Of course, insect protein production uses far less water, land, and energy than any livestock protein. Hence, it serves as a high-quality and low-cost ingredient to boost productivity in the food industry and the human food chain in general, due to the circular economy and its incredible flexibility as part of a nutritious diet.

FlyFeed produces insect protein from the black soldier fly. They are exceptionally high in protein and fat and their bioconversion is very efficient.

“The potential option for pets and humans is to eat whole dried larvae – this is a wonderful healthy snack that’s already popular in Vietnam.”

larval development
On July 1, 2017, EU Regulation 2017/893 came into force, which means that the following species are legally allowed for aquafeed: BSF (Hermetia illucens), Common Housefly (Musca domestica), Yellow Mealworm (Tenebrio molitor), Lesser Mealworm (Alphitobius diaperinus), house cricket (Acheta domesticus), cricket (Gryllodes sigillatus) and field cricket (Gryllus assimilis).

According to Olkhovskiy, 2023 will be “a landmark year” for FlyFeed as it will complete the construction of its first insect factory in southern Vietnam.

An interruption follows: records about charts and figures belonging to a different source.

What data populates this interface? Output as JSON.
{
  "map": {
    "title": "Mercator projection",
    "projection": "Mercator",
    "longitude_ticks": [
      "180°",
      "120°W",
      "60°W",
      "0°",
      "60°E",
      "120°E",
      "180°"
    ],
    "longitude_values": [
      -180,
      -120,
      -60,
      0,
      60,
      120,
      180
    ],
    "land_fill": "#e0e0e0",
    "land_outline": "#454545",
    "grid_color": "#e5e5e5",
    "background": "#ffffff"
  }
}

“It will be equipped with leading technical solutions such as data-driven climate control and computer vision to analyze larval development. The production capacity is 17,500 tons of insect products per year, which is achieved by processing 40,000 tons of local agricultural waste,” he comments.

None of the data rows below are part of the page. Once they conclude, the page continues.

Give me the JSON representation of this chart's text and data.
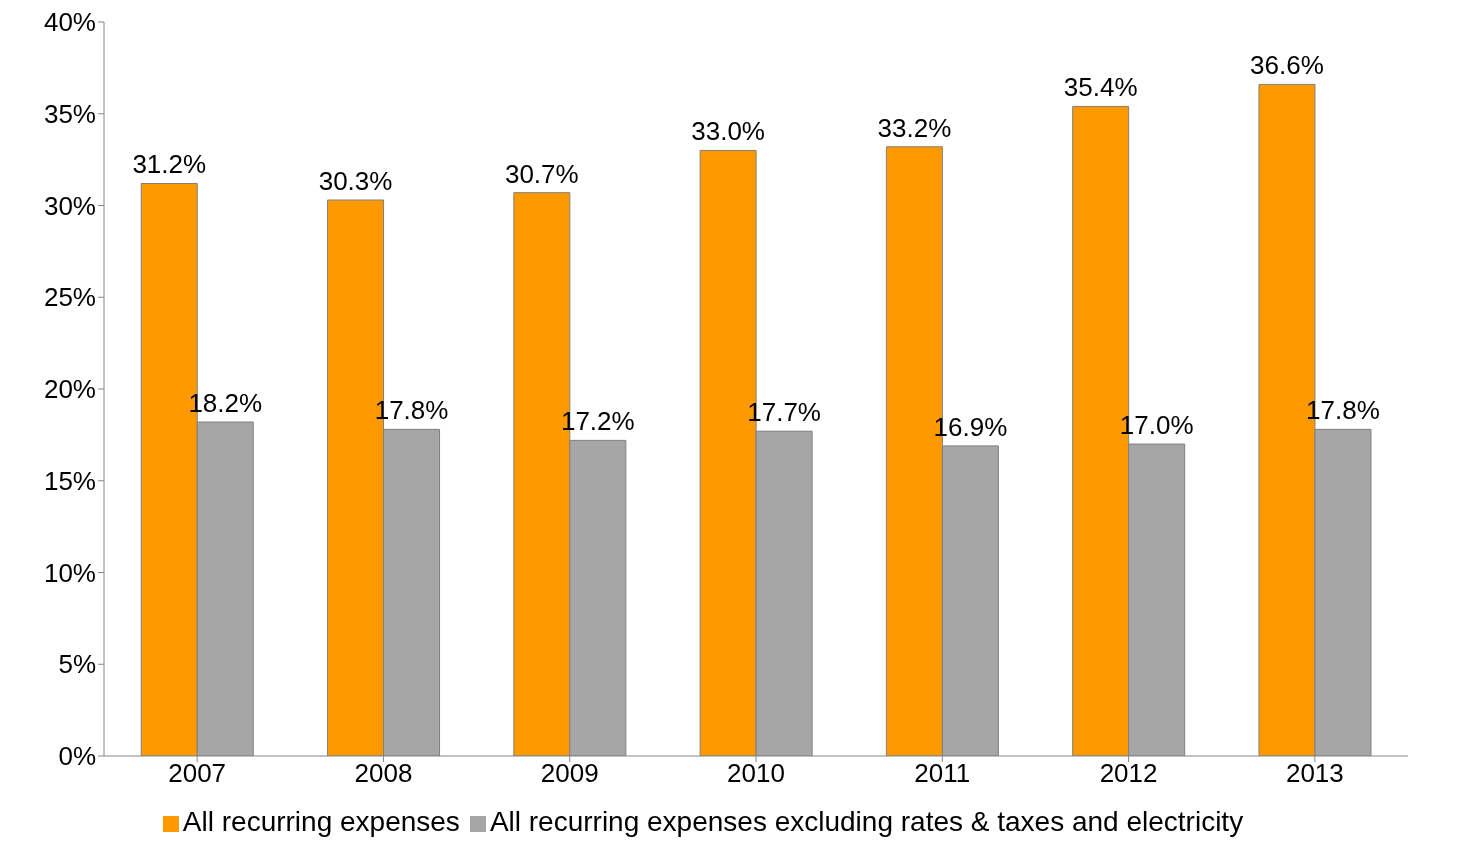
{
  "chart_data": {
    "type": "bar",
    "categories": [
      "2007",
      "2008",
      "2009",
      "2010",
      "2011",
      "2012",
      "2013"
    ],
    "series": [
      {
        "name": "All recurring expenses",
        "color": "#ff9900",
        "values": [
          31.2,
          30.3,
          30.7,
          33.0,
          33.2,
          35.4,
          36.6
        ],
        "value_labels": [
          "31.2%",
          "30.3%",
          "30.7%",
          "33.0%",
          "33.2%",
          "35.4%",
          "36.6%"
        ]
      },
      {
        "name": "All recurring expenses excluding rates & taxes and electricity",
        "color": "#a6a6a6",
        "values": [
          18.2,
          17.8,
          17.2,
          17.7,
          16.9,
          17.0,
          17.8
        ],
        "value_labels": [
          "18.2%",
          "17.8%",
          "17.2%",
          "17.7%",
          "16.9%",
          "17.0%",
          "17.8%"
        ]
      }
    ],
    "ylim": [
      0,
      40
    ],
    "yticks": [
      {
        "value": 0,
        "label": "0%"
      },
      {
        "value": 5,
        "label": "5%"
      },
      {
        "value": 10,
        "label": "10%"
      },
      {
        "value": 15,
        "label": "15%"
      },
      {
        "value": 20,
        "label": "20%"
      },
      {
        "value": 25,
        "label": "25%"
      },
      {
        "value": 30,
        "label": "30%"
      },
      {
        "value": 35,
        "label": "35%"
      },
      {
        "value": 40,
        "label": "40%"
      }
    ],
    "grid": false,
    "legend": "bottom"
  }
}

FlyFeed has signed preliminary agreements worth US$10 million for the sale of protein and fat components worldwide, including the European animal feed and aquaculture feed markets.

In addition, the Vietnamese government is very supportive of FlyFeed and insect farming in general and is willing to develop legal infrastructure for such a novel industry, he said. FlyFeed is an international insect farming start-up that aims to reduce global malnutrition by producing the world’s cheapest animal protein.

“We have developed a unique approach to substrate preparation to grow BSF year-round with seasonal agricultural leftovers. This is crucial for strengthening the consistent circular economy. The electrical energy required to run the production mainly comes from nearby hydroelectric power plants and our own solar panels,” explains Olkhovskiy.

BSF larvae are extremely high in protein and fat, so the main focus of processing is to separate the oil from the rest of the meal. Olkhovskiy says it’s no secret that the technologies for this purpose are well developed in the meat and fish processing industry.

“The tricky part is getting them properly attached in our tiny ways while still meeting the product specifications our customers demand.”

There are two main approaches to processing insects: dry and wet processing. According to Olkhovskiy, each of them has its advantages and disadvantages, depending on the regulations, the size of the production and the needs of customers. “For the first factory, we committed to implementing a wet utilization process because we aim to produce a higher quality protein.”

Diversify the future
Olkhovskiy sees the main direction in the globalization of insect breeding, which the industry will continue to pursue in the coming years.

“This includes the global spread of insect-based meals by adapting them to local habits. The trend we are currently seeing is geographical diversification of production: industrial insect farming originated in the US and EU, but now more and more companies are successfully starting production in South Africa, Malaysia, South Korea and Brazil,” he explains.

“We are excited to be part of this evolving industry that aims to keep our planet livable for future generations and to provide essential products, new technologies and job opportunities to local communities around the world. Our goal is to expand beyond the first factory in Vietnam to nearby regions with established demand for insect food to better feed the world,” he concludes.